OK, I'll start with an elaborated use-case and will explain my question:
- I use a 3rd party web analytics platform which utilizes AWS Kinesis streams in order to pass data from the client into the final destination - a Kinesis stream;
- The web analytics platform uses 2 streams:
- A data collector stream (single shard stream);
- A second stream to enrich the raw data from the collector stream (single shard stream); Most importantly, this stream consumes the raw data from the first stream using
TRIM_HORIZON
iterator type;
- I consume the data from the stream using AWS Java SDK, secifically using the
GetShardIteratorRequest
class; - I'm currently developing the extraction class, so this is done synchronously, meaning I consume data only when I compile my class;
- The class surprisingly works, although there are some things that I fail to understand, specifically with respect to how the data is consumed from the stream and the meaning of each one of iterator types;
My problem is that the data I retrieve is inconsistent and has no chronological logic in it.
When I use
AT_SEQUENCE_NUMBER
and provide the first sequence number from the shard with.getSequenceNumberRange().getStartingSequenceNumber();
... as the ``, I'm not getting all records.
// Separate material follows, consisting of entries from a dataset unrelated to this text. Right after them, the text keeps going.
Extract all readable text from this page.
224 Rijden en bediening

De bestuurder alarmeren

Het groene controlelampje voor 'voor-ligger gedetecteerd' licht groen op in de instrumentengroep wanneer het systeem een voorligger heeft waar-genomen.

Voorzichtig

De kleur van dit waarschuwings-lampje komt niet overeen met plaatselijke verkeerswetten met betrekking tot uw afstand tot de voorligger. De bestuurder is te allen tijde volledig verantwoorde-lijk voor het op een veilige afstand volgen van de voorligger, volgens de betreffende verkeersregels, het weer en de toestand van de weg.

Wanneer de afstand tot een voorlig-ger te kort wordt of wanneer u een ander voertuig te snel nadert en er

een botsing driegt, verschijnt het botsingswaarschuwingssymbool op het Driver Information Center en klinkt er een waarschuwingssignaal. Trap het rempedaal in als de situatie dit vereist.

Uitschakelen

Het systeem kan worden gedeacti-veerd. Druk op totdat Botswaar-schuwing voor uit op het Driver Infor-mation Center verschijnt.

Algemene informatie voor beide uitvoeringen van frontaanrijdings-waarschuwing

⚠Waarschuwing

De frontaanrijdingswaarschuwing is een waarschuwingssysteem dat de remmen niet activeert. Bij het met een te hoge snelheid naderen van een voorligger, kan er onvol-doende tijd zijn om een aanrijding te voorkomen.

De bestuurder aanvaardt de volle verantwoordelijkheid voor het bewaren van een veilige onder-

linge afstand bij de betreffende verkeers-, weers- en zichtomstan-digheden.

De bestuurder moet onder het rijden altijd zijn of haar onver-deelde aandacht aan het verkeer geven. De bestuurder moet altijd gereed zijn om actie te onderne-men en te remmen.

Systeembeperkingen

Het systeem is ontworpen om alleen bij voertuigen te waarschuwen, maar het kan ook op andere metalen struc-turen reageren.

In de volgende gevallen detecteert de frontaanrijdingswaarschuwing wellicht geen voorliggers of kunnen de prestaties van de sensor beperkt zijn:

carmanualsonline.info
Similarly,
AFTER_SEQUENCE_NUMBER
;- When I use
LATEST
, I'm getting zero results; - When I use
TRIM_HORIZON
, which should make sense to use, it doesn't seem to be working fine. It used to provide me the data, and then I've added new "events" (records to the final stream) and I received zero records. Mystery.
My questions are:
- How can I safely consume data from the stream, without having to worry about missed records?
- Is there an alternative to the
ShardIteratorRequest
? - If there is, how can I just "browse" the stream and see what's inside it for debugging references?
- What am I missing with the
TRIM_HORIZON
method?
Thanks in advance, I'd really love to learn a bit more about data consumption from a Kinesis stream.